Give Tomatoes a Chance
On July 2, The Washington Post (business section) had yet another article on the latest salmonella scare. Is it tomato? Or is something else? The FDA still does not know. Not a great confidence builder in the FDA or our industrial food system now, is it? The article contained a photograph captioned “Tomatoes are inspected at West Coast Tomato in Palmetto, Fla., last month.” The article – and illustrating photo – may be found here. I had to look really close at that photo, as I first wondered, “why are they using a picture of apples in an article about tomatoes?” Sadly, they ARE tomatoes (if you look close you can see), but they are green and they look rock-hard. What’s the story here?
In an industrial food system, when produce is shipped hundred or even thousands of miles, it must be picked before it is ripe to survive the transit time (if I remember recent readings, the average supermarket produce travels over 1,500 miles). Obviously based on the picture, tomatoes are picked a LONG time before they are ripe! Industry guidelines recommend that tomatoes destined for shipping be harvested green, a stage at which they more impervious to being sorted mechanically, packaged and transported over great distance. The bruises don’t show then because the tomatoes are so hard. How do they ripen then? They don’t! They are made to turn red by going through a “ripening” room where they are exposed to ethylene gas. Ethylene does not make the tomatoes ripen (i.e. does not cause the formation of more sugars and the development of good flavors) it simply changes their color from green to red – making them look ripe. So if you ever wondered why supermarket tomatoes don’t taste that good… that’s why.
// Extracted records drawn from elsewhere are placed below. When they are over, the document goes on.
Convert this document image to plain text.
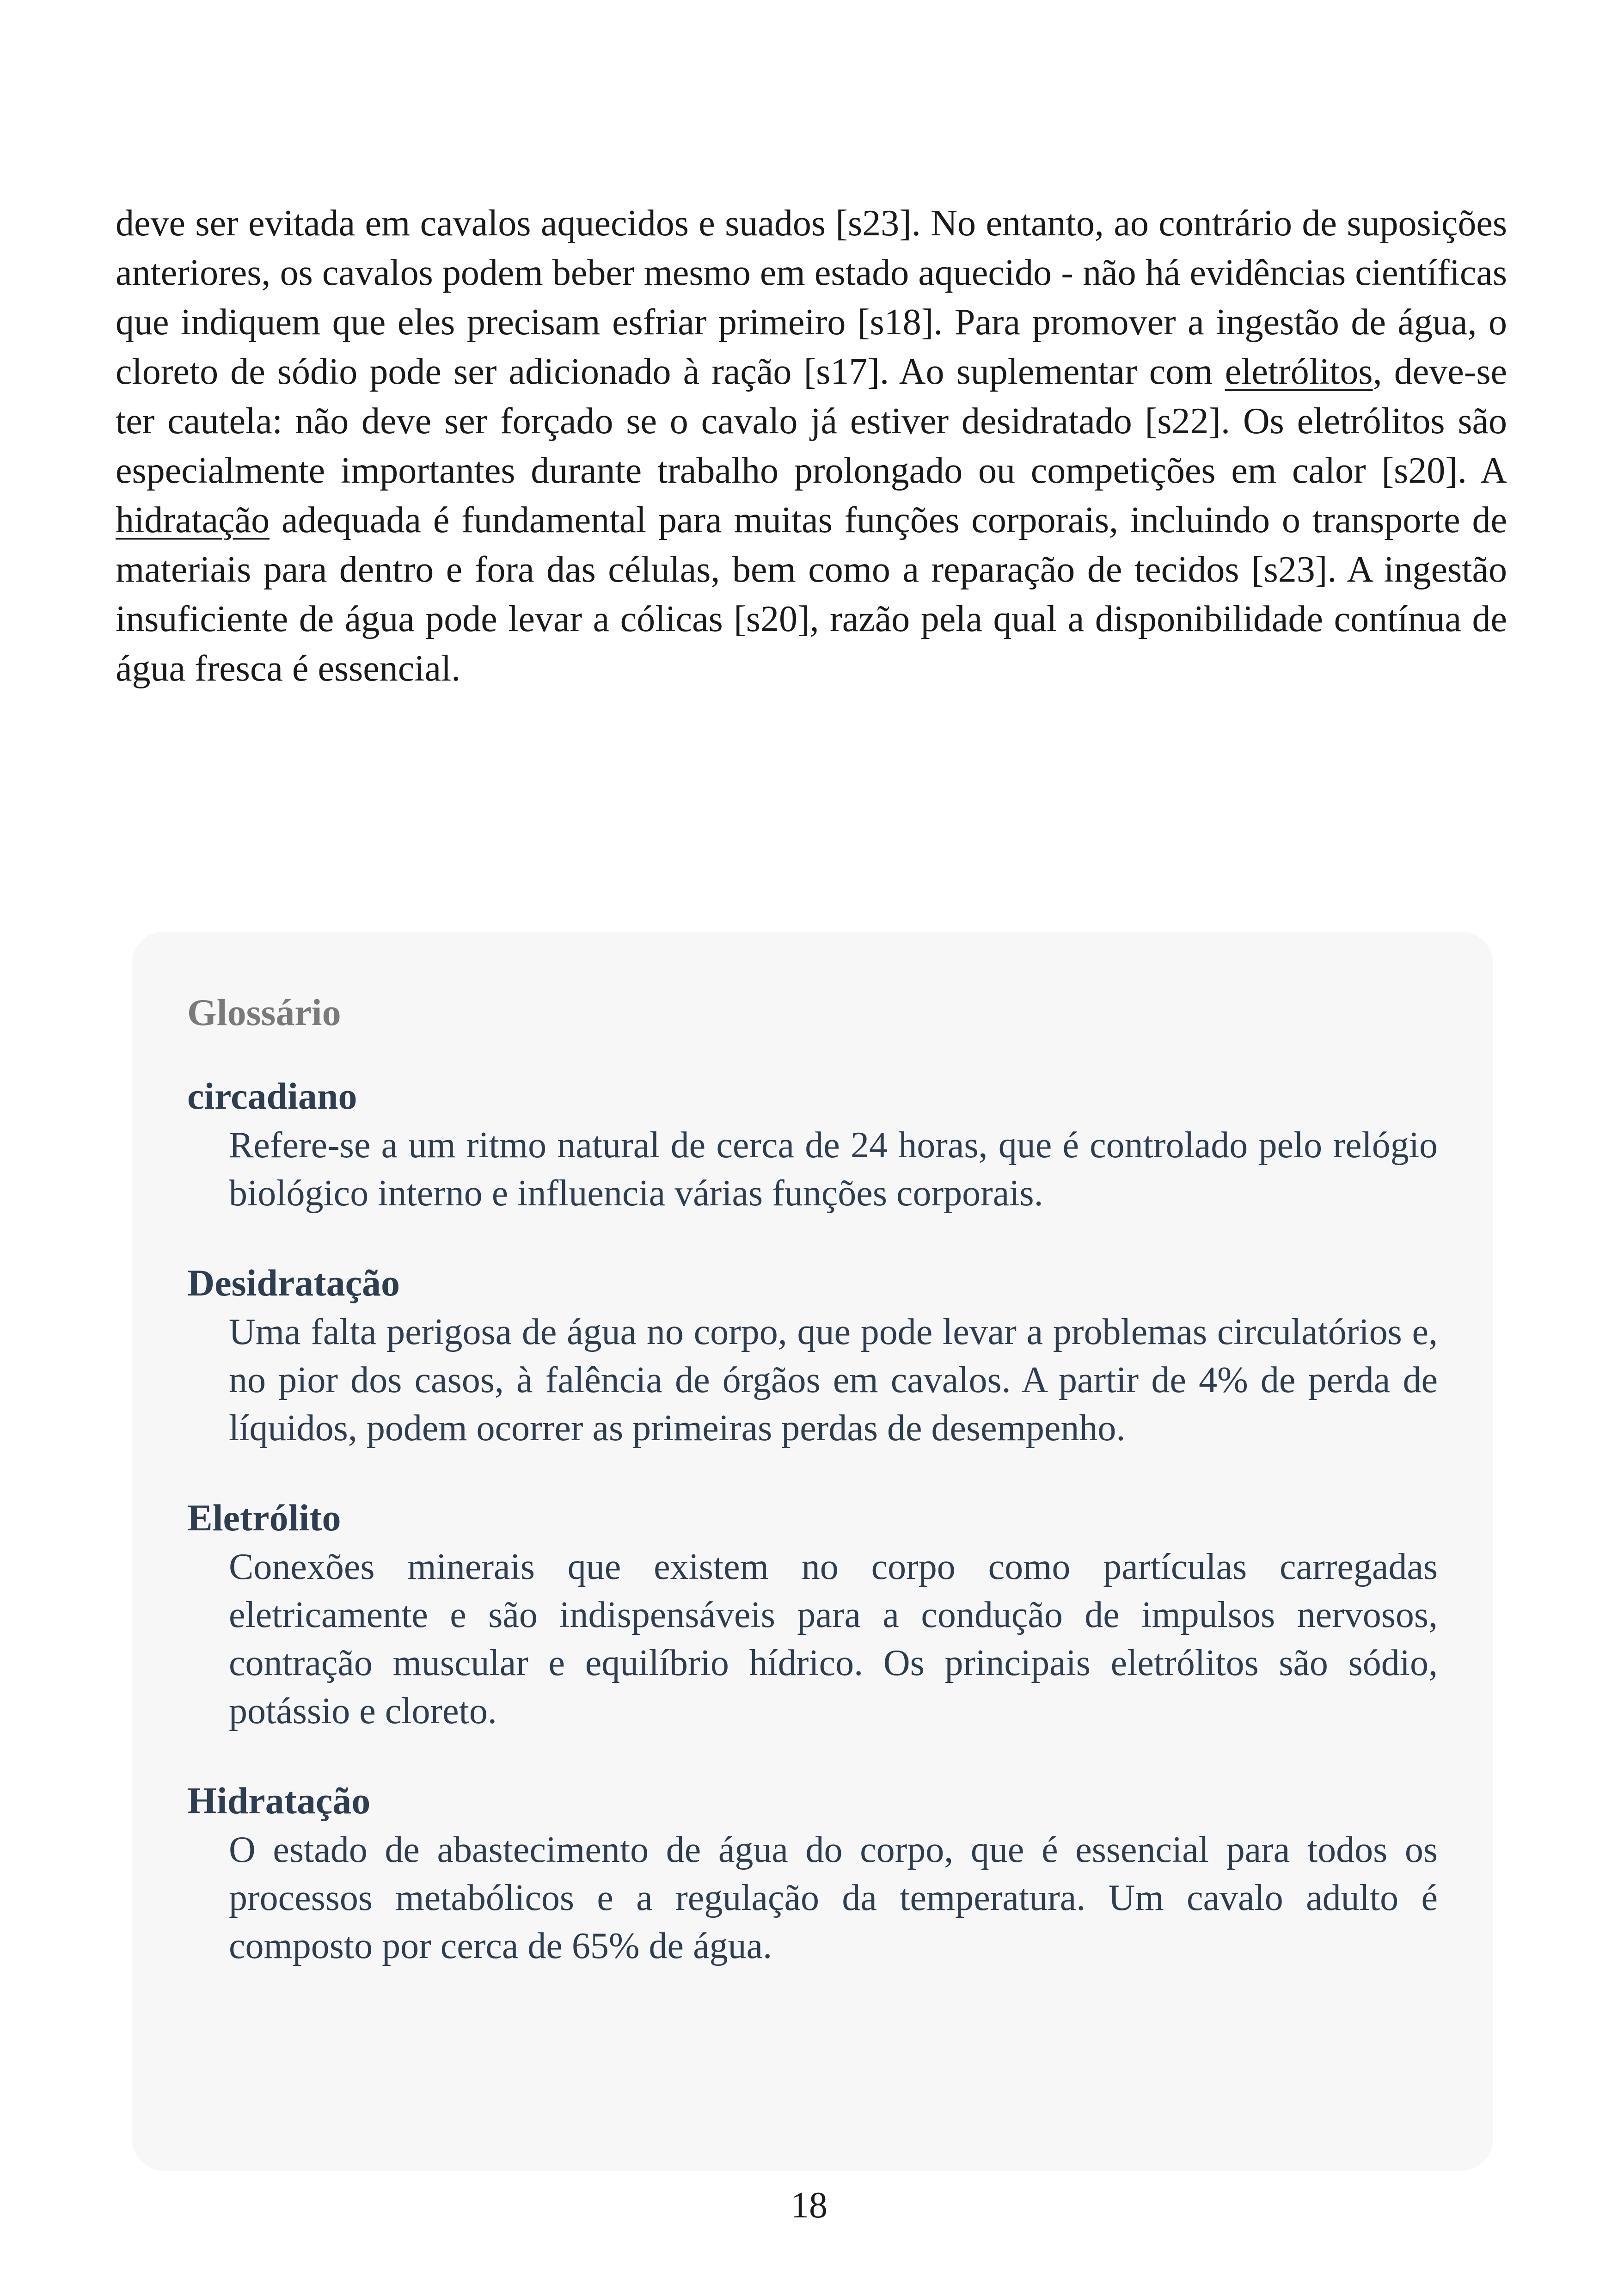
deve ser evitada em cavalos aquecidos e suados [s23]. No entanto, ao contrário de suposições anteriores, os cavalos podem beber mesmo em estado aquecido - não há evidências científicas que indiquem que eles precisam esfriar primeiro [s18]. Para promover a ingestão de água, o cloreto de sódio pode ser adicionado à ração [s17]. Ao suplementar com eletrólitos, deve-se ter cautela: não deve ser forçado se o cavalo já estiver desidratado [s22]. Os eletrólitos são especialmente importantes durante trabalho prolongado ou competições em calor [s20]. A hidratação adequada é fundamental para muitas funções corporais, incluindo o transporte de materiais para dentro e fora das células, bem como a reparação de tecidos [s23]. A ingestão insuficiente de água pode levar a cólicas [s20], razão pela qual a disponibilidade contínua de água fresca é essencial.

Glossário
circadiano
Refere-se a um ritmo natural de cerca de 24 horas, que é controlado pelo relógio biológico interno e influencia várias funções corporais.
Desidratação
Uma falta perigosa de água no corpo, que pode levar a problemas circulatórios e, no pior dos casos, à falência de órgãos em cavalos. A partir de 4% de perda de líquidos, podem ocorrer as primeiras perdas de desempenho.
Eletrólito
Conexões minerais que existem no corpo como partículas carregadas eletricamente e são indispensáveis para a condução de impulsos nervosos, contração muscular e equilíbrio hídrico. Os principais eletrólitos são sódio, potássio e cloreto.
Hidratação
O estado de abastecimento de água do corpo, que é essencial para todos os processos metabólicos e a regulação da temperatura. Um cavalo adulto é composto por cerca de 65% de água.
18
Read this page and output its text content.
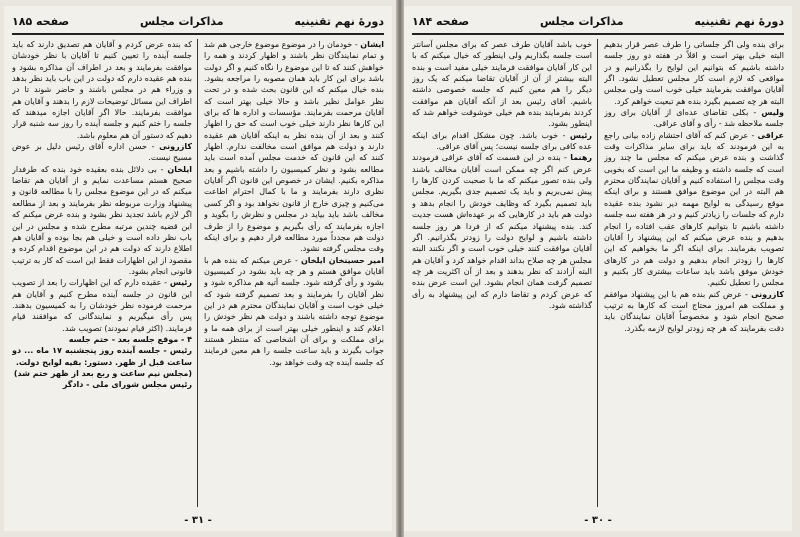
دورهٔ نهم تقنینیه
مذاکرات مجلس
صفحه ۱۸۵

ایشان - خودمان را در موضوع موضوع خارجی هم شد و تمام نمایندگان نظر باشند و اظهار کردند و همه را خواهش کنند که تا این موضوع را نگاه کنیم و اگر دولت باشد برای این کار باید همان مصوبه را مراجعه بشود. بنده خیال میکنم که این قانون بحث شده و در تحت نظر عوامل نظیر باشد و حالا خیلی بهتر است که آقایان مرحمت بفرمایند. مؤسسات و اداره ها که برای این کارها نظر دارند خیلی خوب است که حق را اظهار کنند و بعد از آن بنده نظر به اینکه آقایان هم عقیده دارند و دولت هم موافق است مخالفت ندارم. اظهار کنند که این قانون که خدمت مجلس آمده است باید مطالعه بشود و نظر کمیسیون را داشته باشیم و بعد مذاکره بکنیم. ایشان در خصوص این قانون اگر آقایان نظری دارند بفرمایند و ما با کمال احترام اطاعت می‌کنیم و چیزی خارج از قانون نخواهد بود و اگر کسی مخالف باشد باید بیاید در مجلس و نظرش را بگوید و اجازه بفرمایند که رأی بگیریم و موضوع را از طرف دولت هم مجدداً مورد مطالعه قرار دهیم و برای اینکه وقت مجلس گرفته نشود.

امیر حسینخان ایلخان - عرض میکنم که بنده هم با آقایان موافق هستم و هر چه باید بشود در کمیسیون بشود و رأی گرفته شود. جلسه آتیه هم مذاکره شود و نظر آقایان را بفرمایند و بعد تصمیم گرفته شود که خیلی خوب است و آقایان نمایندگان محترم هم در این موضوع توجه داشته باشند و دولت هم نظر خودش را اعلام کند و اینطور خیلی بهتر است از برای همه ما و برای مملکت و برای آن اشخاصی که منتظر هستند جواب بگیرند و باید ساعت جلسه را هم معین فرمایند که جلسه آینده چه وقت خواهد بود.

که بنده عرض کردم و آقایان هم تصدیق دارند که باید جلسه آینده را تعیین کنیم تا آقایان با نظر خودشان موافقت بفرمایند و بعد در اطراف آن مذاکره بشود و بنده هم عقیده دارم که دولت در این باب باید نظر بدهد و وزراء هم در مجلس باشند و حاضر شوند تا در اطراف این مسائل توضیحات لازم را بدهند و آقایان هم موافقت بفرمایند. حالا اگر آقایان اجازه میدهند که جلسه را ختم کنیم و جلسه آینده را روز سه شنبه قرار دهیم که دستور آن هم معلوم باشد.

کازرونی - حسن اداره آقای رئیس دلیل بر عوض مسیح نیست.

ایلخان - بی دلائل بنده بعقیده خود بنده که طرفدار صحیح هستم مساعدت نمایم و از آقایان هم تقاضا میکنم که در این موضوع مجلس را با مطالعه قانون و پیشنهاد وزارت مربوطه نظر بفرمایند و بعد از مطالعه اگر لازم باشد تجدید نظر بشود و بنده عرض میکنم که این قضیه چندین مرتبه مطرح شده و مجلس در این باب نظر داده است و خیلی هم بجا بوده و آقایان هم اطلاع دارند که دولت هم در این موضوع اقدام کرده و مقصود از این اظهارات فقط این است که کار به ترتیب قانونی انجام بشود.

رئیس - عقیده دارم که این اظهارات را بعد از تصویب این قانون در جلسه آینده مطرح کنیم و آقایان هم مرحمت فرموده نظر خودشان را به کمیسیون بدهند. پس رأی میگیریم و نمایندگانی که موافقند قیام فرمایند. (اکثر قیام نمودند) تصویب شد.

۴ - موقع جلسه بعد - ختم جلسه

رئیس - جلسه آینده روز پنجشنبه ۱۷ ماه ... دو ساعت قبل از ظهر. دستور: بقیه لوایح دولت.

(مجلس نیم ساعت و ربع بعد از ظهر ختم شد)

رئیس مجلس شورای ملی - دادگر

- ۳۱ -
دورهٔ نهم تقنینیه
مذاکرات مجلس
صفحه ۱۸۴

برای بنده ولی اگر جلساتی را طرف عصر قرار بدهیم البته خیلی بهتر است و اقلاً در هفته دو روز جلسه داشته باشیم که بتوانیم این لوایح را بگذرانیم و در مواقعی که لازم است کار مجلس تعطیل نشود. اگر آقایان موافقت بفرمایند خیلی خوب است ولی مجلس البته هر چه تصمیم بگیرد بنده هم تبعیت خواهم کرد.

ولیس - بکلی تقاضای عده‌ای از آقایان برای روز جلسه ملاحظه شد - رأی و آقای عراقی.

عراقی - عرض کنم که آقای احتشام زاده بیانی راجع به این فرمودند که باید برای سایر مذاکرات وقت گذاشت و بنده عرض میکنم که مجلس ما چند روز است که جلسه داشته و وظیفه ما این است که بخوبی وقت مجلس را استفاده کنیم و آقایان نمایندگان محترم هم البته در این موضوع موافق هستند و برای اینکه موقع رسیدگی به لوایح مهمه دیر نشود بنده عقیده دارم که جلسات را زیادتر کنیم و در هر هفته سه جلسه داشته باشیم تا بتوانیم کارهای عقب افتاده را انجام بدهیم و بنده عرض میکنم که این پیشنهاد را آقایان تصویب بفرمایند. برای اینکه اگر ما بخواهیم که این کارها را زودتر انجام بدهیم و دولت هم در کارهای خودش موفق باشد باید ساعات بیشتری کار بکنیم و مجلس را تعطیل نکنیم.

کازرونی - عرض کنم بنده هم با این پیشنهاد موافقم و مملکت هم امروز محتاج است که کارها به ترتیب صحیح انجام شود و مخصوصاً آقایان نمایندگان باید دقت بفرمایند که هر چه زودتر لوایح لازمه بگذرد.

خوب باشد آقایان طرف عصر که برای مجلس آسانتر است جلسه بگذاریم ولی اینطور که خیال میکنم که با این کار آقایان موافقت فرمایند خیلی مفید است و بنده البته بیشتر از آن از آقایان تقاضا میکنم که یک روز دیگر را هم معین کنیم که جلسه خصوصی داشته باشیم. آقای رئیس بعد از آنکه آقایان هم موافقت کردند بفرمایند بنده هم خیلی خوشوقت خواهم شد که اینطور بشود.

رئیس - خوب باشد. چون مشکل اقدام برای اینکه عده کافی برای جلسه نیست؛ پس آقای عراقی.

رهنما - بنده در این قسمت که آقای عراقی فرمودند عرض کنم اگر چه ممکن است آقایان مخالف باشند ولی بنده تصور میکنم که ما با صحبت کردن کارها را پیش نمی‌بریم و باید یک تصمیم جدی بگیریم. مجلس باید تصمیم بگیرد که وظایف خودش را انجام بدهد و دولت هم باید در کارهایی که بر عهده‌اش هست جدیت کند. بنده پیشنهاد میکنم که از فردا هر روز جلسه داشته باشیم و لوایح دولت را زودتر بگذرانیم. اگر آقایان موافقت کنند خیلی خوب است و اگر نکنند البته مجلس هر چه صلاح بداند اقدام خواهد کرد و آقایان هم البته آزادند که نظر بدهند و بعد از آن اکثریت هر چه تصمیم گرفت همان انجام بشود. این است عرض بنده که عرض کردم و تقاضا دارم که این پیشنهاد به رأی گذاشته شود.

- ۳۰ -
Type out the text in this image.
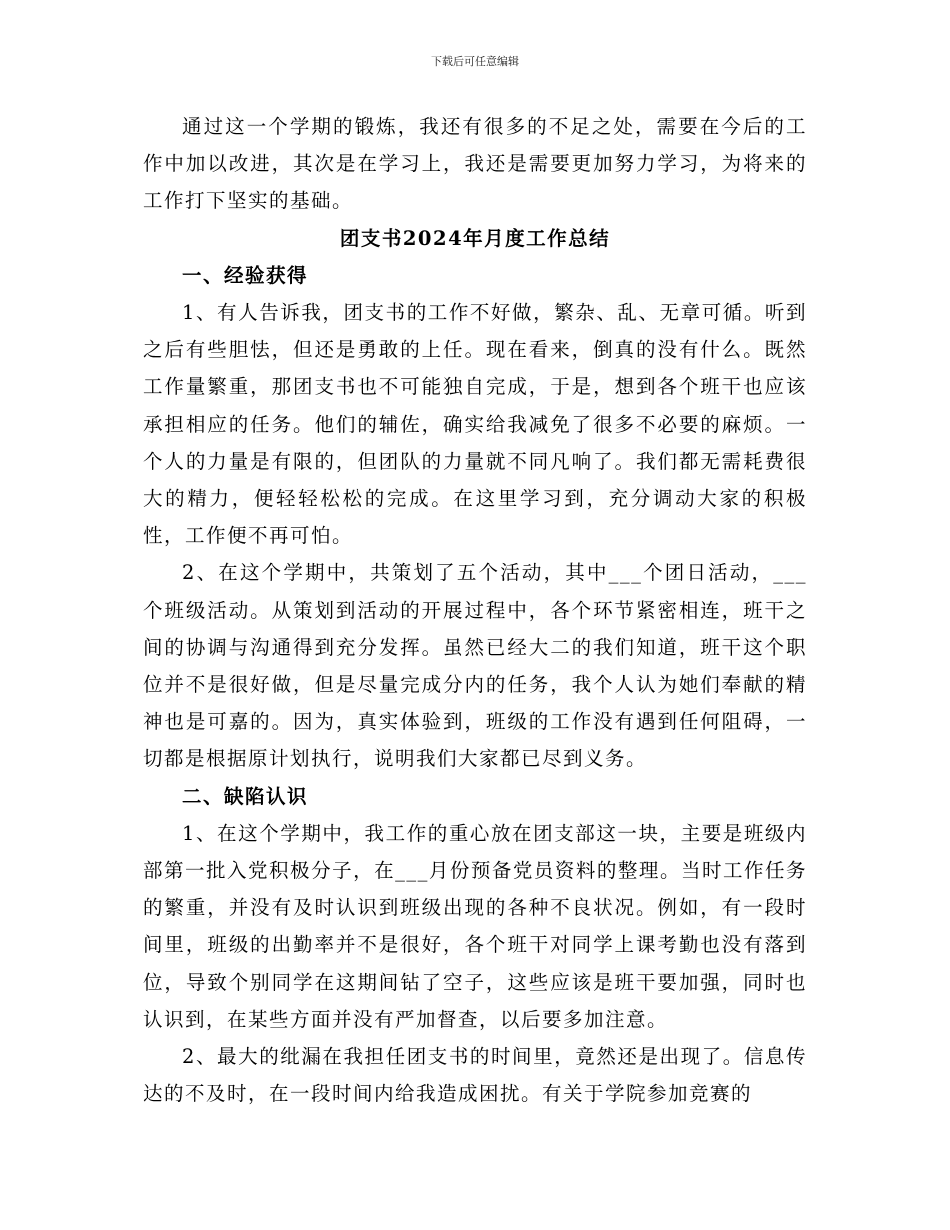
下载后可任意编辑

通过这一个学期的锻炼，我还有很多的不足之处，需要在今后的工作中加以改进，其次是在学习上，我还是需要更加努力学习，为将来的工作打下坚实的基础。

团支书2024年月度工作总结

一、经验获得

1、有人告诉我，团支书的工作不好做，繁杂、乱、无章可循。听到之后有些胆怯，但还是勇敢的上任。现在看来，倒真的没有什么。既然工作量繁重，那团支书也不可能独自完成，于是，想到各个班干也应该承担相应的任务。他们的辅佐，确实给我减免了很多不必要的麻烦。一个人的力量是有限的，但团队的力量就不同凡响了。我们都无需耗费很大的精力，便轻轻松松的完成。在这里学习到，充分调动大家的积极性，工作便不再可怕。

2、在这个学期中，共策划了五个活动，其中___个团日活动，___个班级活动。从策划到活动的开展过程中，各个环节紧密相连，班干之间的协调与沟通得到充分发挥。虽然已经大二的我们知道，班干这个职位并不是很好做，但是尽量完成分内的任务，我个人认为她们奉献的精神也是可嘉的。因为，真实体验到，班级的工作没有遇到任何阻碍，一切都是根据原计划执行，说明我们大家都已尽到义务。

二、缺陷认识

1、在这个学期中，我工作的重心放在团支部这一块，主要是班级内部第一批入党积极分子，在___月份预备党员资料的整理。当时工作任务的繁重，并没有及时认识到班级出现的各种不良状况。例如，有一段时间里，班级的出勤率并不是很好，各个班干对同学上课考勤也没有落到位，导致个别同学在这期间钻了空子，这些应该是班干要加强，同时也认识到，在某些方面并没有严加督查，以后要多加注意。

2、最大的纰漏在我担任团支书的时间里，竟然还是出现了。信息传达的不及时，在一段时间内给我造成困扰。有关于学院参加竞赛的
But you don’t have to settle for things that look like tomatoes but sure don’t taste like one. For tomatoes that taste like tomatoes:
1. Buy when they are in season; in the Northern Piedmont, tomato season really starts in July and continues through October. With the help of a hoop house and careful selection of cultivars, a farmer can bring some good tasting tomatoes to market in May – extending the fresh season to 6 months (those early tomatoes will be commensurately more expensive as they take more care and more money to grow).
2. Go for local tomatoes that have traveled minimum distance and have had greater chance of being picked ripe. Some supermarkets are carrying local produce, and to ensure this continues, you should let the manager know you appreciate that. If they don’t carry local produce, ask that they do. Of course, one has to make sure that their definition of “local” match yours: I remember a supermarket in Northern Virginia touting their “local” produce from New Jersey! If you are not growing tomatoes yourself, the best place for really local and really fresh tomatoes is at a producer-only farmers market.
What do you do the rest of the year when tomatoes are not in season? You don’t eat them fresh. If you eat them at all, you eat them dry, canned or even frozen. You buy extra in September when they are abundant and you freeze them: they’ll be fine for sauce and soup. Or you learn to can them, it really is not difficult; it’s not even that time consuming if you make it a fun family or group of friend project – and it’s very satisfying. It will be the best tomato sauce you ever had too…
In our household, a perfectly vine-ripen tomato is a much awaited event. One cannot understand the incredible pleasure of a simple tomato sandwich, or a tomato and mozzarella salad unless using fully ripe flavorful tomatoes. Before I had a large garden, I refused to buy them until I could have “dirt-grown” tomatoes from my area. Now that I grow a few of them, the plants are carefully watched for the first fruit to turn red (or pink or orange depending on the cultivar). They are eaten gleefully as we relish their juicy perfection, a wonderful mixture of sweetness and tartness, their sheer tomatoness: a delight we’ve not had in 6 months. A taste we can look forward to for the next few months, until frost or so. And then that’s it, until next summer again. In the meantime, there’ll be many other vegetables to enjoy at their best.
Give tomatoes a chance. Don’t settle for third or fourth rate gassed tomatoes. Allow yourself to take part in (and to become part of) the cycle of the seasons.